E allora spuntano coloro che parlano con leggerezza di una Sindrome di Stoccolma (che peraltro non è classificata in nessun manuale di psicologia, perciò non è niente di più che un modo di dire), come era accaduto per Simona Pari e Simona Torretta, perché la conversione, a detta di alcuni improvvisati psicologi (che all’occorrenza sono pure virologi, epidemiologi, ingegneri, economisti e così via), si deve sempre ad una violenza, a un trauma, un po’ come l’omosessualità. Altri, più cauti, scrivono de “«l giallo della conversione», ma farlo significa optare per un lessico che sarebbe più adatto a descrivere un delitto. Ma quanto disturba l’abito che indossa una donna (come nel caso della giornalista Giovanna Botteri) o come porta i capelli (le attiviste Greta Thunberg e Carola Rackete) o rinuncia al reggiseno (ancora Carola Rackete)? Quanta islamofobia abbiamo introiettato in primis dalla classe politica e dalla stampa per sparare a zero su una donna prima ancora che lei decida come e se raccontarsi?
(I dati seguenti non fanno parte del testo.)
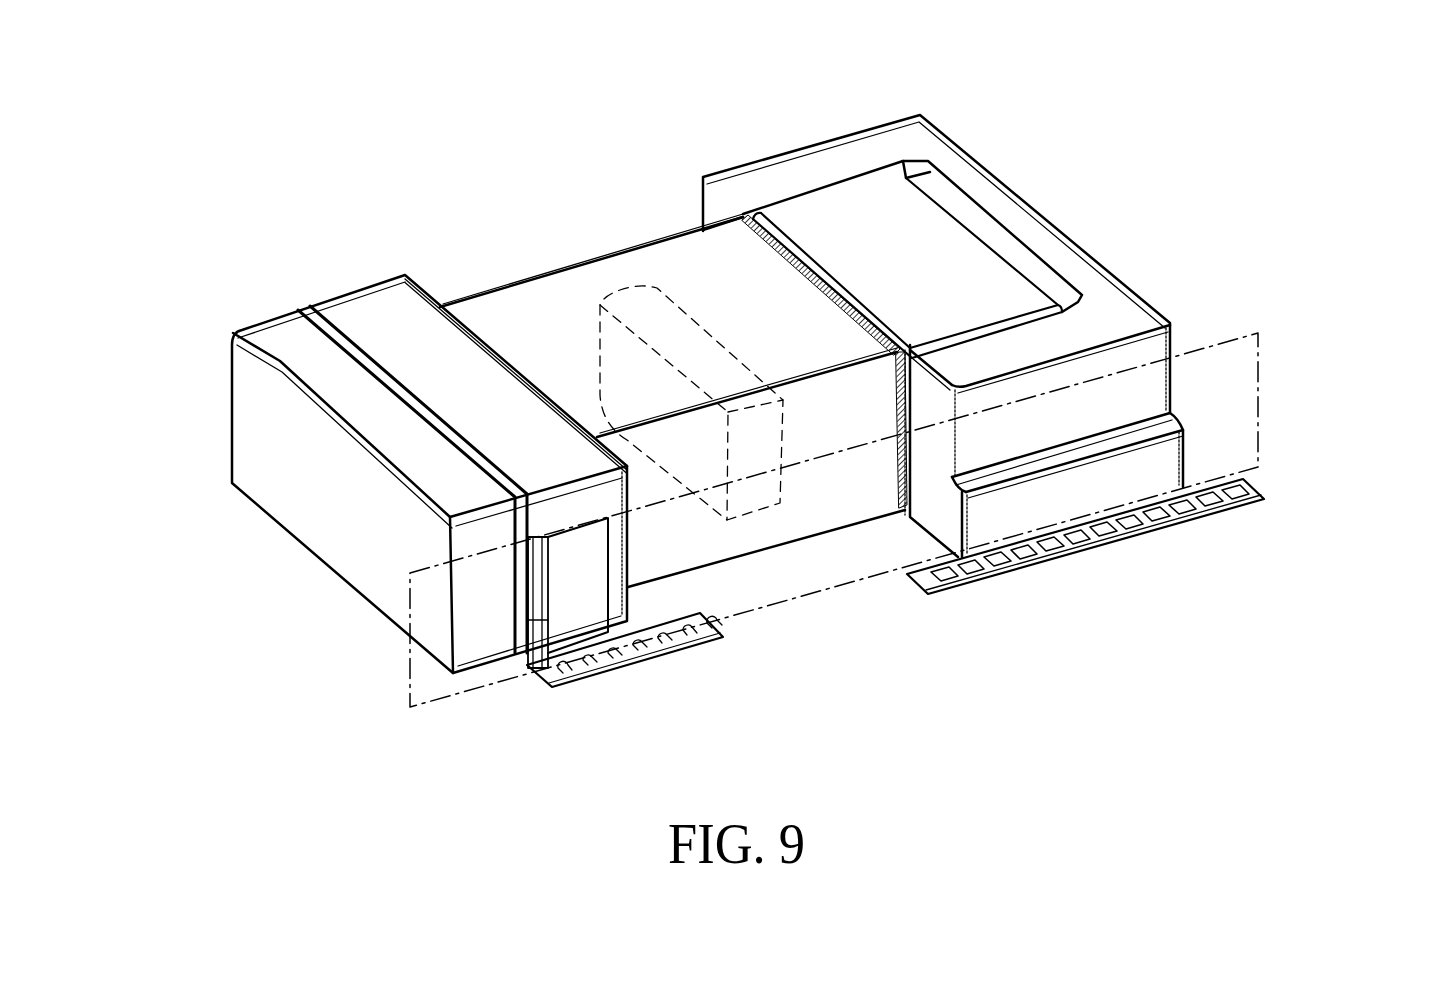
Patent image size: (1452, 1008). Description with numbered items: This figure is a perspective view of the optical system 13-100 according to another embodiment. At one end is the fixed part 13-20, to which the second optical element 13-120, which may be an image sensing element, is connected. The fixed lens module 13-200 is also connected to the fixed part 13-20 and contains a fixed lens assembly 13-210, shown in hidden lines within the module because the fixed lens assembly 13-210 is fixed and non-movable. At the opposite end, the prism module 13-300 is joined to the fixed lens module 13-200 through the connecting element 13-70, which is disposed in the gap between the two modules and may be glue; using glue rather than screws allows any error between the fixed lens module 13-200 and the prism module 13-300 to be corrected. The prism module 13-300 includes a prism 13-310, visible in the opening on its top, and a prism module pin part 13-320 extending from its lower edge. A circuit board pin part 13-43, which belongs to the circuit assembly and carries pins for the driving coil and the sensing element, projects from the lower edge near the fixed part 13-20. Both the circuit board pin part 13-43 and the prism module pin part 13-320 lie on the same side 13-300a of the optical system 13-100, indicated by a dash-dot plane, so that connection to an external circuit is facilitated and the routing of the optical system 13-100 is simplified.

The optical system 13-100 is at (192, 89).
The second optical element 13-120 is at (272, 340).
The fixed part 13-20 is at (360, 310).
The fixed lens module 13-200 is at (495, 308).
The fixed lens assembly 13-210 is at (640, 290).
The connecting element 13-70 is at (782, 247).
The prism 13-310 is at (853, 216).
The prism module 13-300 is at (925, 138).
The side 13-300a is at (1258, 332).
The prism module pin part 13-320 is at (1263, 483).
The circuit board pin part 13-43 is at (723, 627).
E non è forse una forma di violenza psicologica l’essere tutti indirizzati ogni giorno verso l’idea che altri popoli ci stiano invadendo e stiano stuprando le nostre donne (cosa che gli uomini italiani dimostrano di saper fare benissimo da soli) o rubando il lavoro? D’altronde questo è il paese che ha fatto di “Sono Giorgia, sono una madre, sono cristiana” una hit da classifica, dove una donna che si converte al cristianesimo non fa notizia ma viceversa sì. E che le native siano libere non è del tutto vero. I radicalismi dovrebbero farci paura tutti allo stesso modo e non dovremmo giudicare paesi dove non abbiamo mai messo piede, se non come coloni o per fare affari, mentre il nostro detiene un record di femminicidi. Se Silvia Romano dovesse fare altre scelte, sarà solo lei a poterne parlare. Nel frattempo però, smettiamo di vendere armi ai paesi islamici, e occupiamoci di Patrick Zaky, ancora in carcere in Egitto.